Private sector employment increased by 188,000 jobs from May to June, according to payroll giant ADP, providing further evidence that the economy is slowly recovering despite payroll tax increases and government spending cuts.

Most of the gains came in the service sector, where employers added 161,000 jobs, while the goods-producing sector increased by 27,000 jobs. ADP also revised downward slightly its May employment numbers from 135,000 to 134,000 jobs added (see ADP Finds Private Sector Added 135,000 Jobs in May).

In June, small businesses with between one and 19 employees added 54,000 jobs, while those with 20 to 49 employees added 31,000 jobs.

Midsize businesses with between 50 and 4999 employees added 55,000 jobs. Large businesses with 500 to 999 employees added 12,000 jobs, while even larger businesses with 1,000 employees or more added 37,000 jobs, for a total of 49,000 jobs at large businesses.

The professional and business services sector, which includes accounting and tax preparation among other services, added 40,000 jobs last month. The financial activities sector added 13,000 jobs, nearly double the average monthly pace through the first five months of the year.

The construction industry also showed signs of improvement, with 21,000 jobs added in June, the largest gain since January. The manufacturing industry added 1,000 jobs after two straight months of decline, while the combined trade, transportation and utilities sector added a total of 43,000 jobs, the strongest increase since the beginning of the year.

“The job market continues to gracefully navigate through the strongly blowing fiscal headwinds,” said Mark Zandi, chief economist of Moody’s Analytics, which compiles the monthly employment reports with ADP. “Health care reform does not appear to be significantly hampering job growth, at least not so far. Job gains are broad based across industries and businesses of all sizes.”

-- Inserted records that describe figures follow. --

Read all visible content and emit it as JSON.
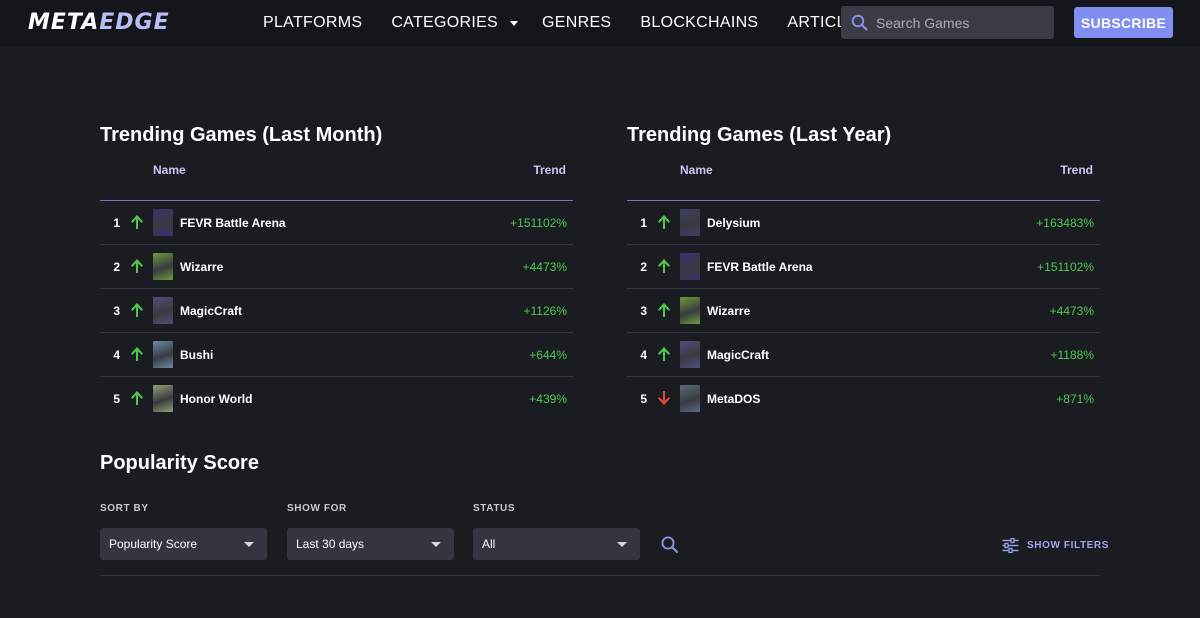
{
  "header": {
    "logo_meta": "META",
    "logo_edge": "EDGE",
    "nav": [
      {
        "label": "PLATFORMS"
      },
      {
        "label": "CATEGORIES"
      },
      {
        "label": "GENRES"
      },
      {
        "label": "BLOCKCHAINS"
      },
      {
        "label": "ARTICLES"
      }
    ],
    "search_placeholder": "Search Games",
    "subscribe_label": "SUBSCRIBE"
  },
  "trending_month": {
    "title": "Trending Games (Last Month)",
    "col_name": "Name",
    "col_trend": "Trend",
    "rows": [
      {
        "rank": "1",
        "direction": "up",
        "name": "FEVR Battle Arena",
        "trend": "+151102%",
        "thumb": "#3d2f72"
      },
      {
        "rank": "2",
        "direction": "up",
        "name": "Wizarre",
        "trend": "+4473%",
        "thumb": "#6f9a3c"
      },
      {
        "rank": "3",
        "direction": "up",
        "name": "MagicCraft",
        "trend": "+1126%",
        "thumb": "#4d4f7e"
      },
      {
        "rank": "4",
        "direction": "up",
        "name": "Bushi",
        "trend": "+644%",
        "thumb": "#6a8ba8"
      },
      {
        "rank": "5",
        "direction": "up",
        "name": "Honor World",
        "trend": "+439%",
        "thumb": "#8fa07a"
      }
    ]
  },
  "trending_year": {
    "title": "Trending Games (Last Year)",
    "col_name": "Name",
    "col_trend": "Trend",
    "rows": [
      {
        "rank": "1",
        "direction": "up",
        "name": "Delysium",
        "trend": "+163483%",
        "thumb": "#3b3f66"
      },
      {
        "rank": "2",
        "direction": "up",
        "name": "FEVR Battle Arena",
        "trend": "+151102%",
        "thumb": "#3d2f72"
      },
      {
        "rank": "3",
        "direction": "up",
        "name": "Wizarre",
        "trend": "+4473%",
        "thumb": "#6f9a3c"
      },
      {
        "rank": "4",
        "direction": "up",
        "name": "MagicCraft",
        "trend": "+1188%",
        "thumb": "#4d4f7e"
      },
      {
        "rank": "5",
        "direction": "down",
        "name": "MetaDOS",
        "trend": "+871%",
        "thumb": "#5b6c7e"
      }
    ]
  },
  "popularity": {
    "title": "Popularity Score",
    "sort_by_label": "SORT BY",
    "sort_by_value": "Popularity Score",
    "show_for_label": "SHOW FOR",
    "show_for_value": "Last 30 days",
    "status_label": "STATUS",
    "status_value": "All",
    "show_filters_label": "SHOW FILTERS"
  },
  "colors": {
    "background": "#1b1c22",
    "header": "#15161c",
    "accent": "#7f8ef0",
    "trend_up": "#4cc94c",
    "trend_down": "#e0483e"
  }
}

He believes there are a few factors that offset the fiscal drag caused by the increases and government spending cuts this year. “One factor was the surge in the stock market up until very recently,” he said in a conference call with reporters Wednesday. “Even with the recent correction in the stock market, it’s up quite significantly. I think that’s buoyed spirits and spending by high-income households and also buoyed the sentiment of the business executives and gave them a reason to hang tough in terms of their payrolls and investment through the last few months. I also think the improvement in the housing market, particularly the surge in house prices—they’re up double digits too over the past year—has also been quite significant and important to the recovery and consumer spending. That’s been a big plus. Both the run-up in house and stock prices were more significant than a lot of people, including myself, would have anticipated. I expected them to improve, but not to the degree that they did.”

He also pointed to the impact of oil prices, which are up at the moment, but have been down for most of the year. “Gasoline prices have fallen since peaking, I believe, back in February,” Zandi added. “That’s been a big plus for lower- and middle-income households. A decline in gasoline prices is like a tax cut. It largely offset the ill effects of the tax increase from the expiration of the payroll tax holiday. I think all those things really came together and offset the more significant fallout from the fiscal drag, at least so far.”

However, he added as a caveat that there may be declines in the third quarter, when government furloughs are expected to increase, and the job numbers may be subject to later revision.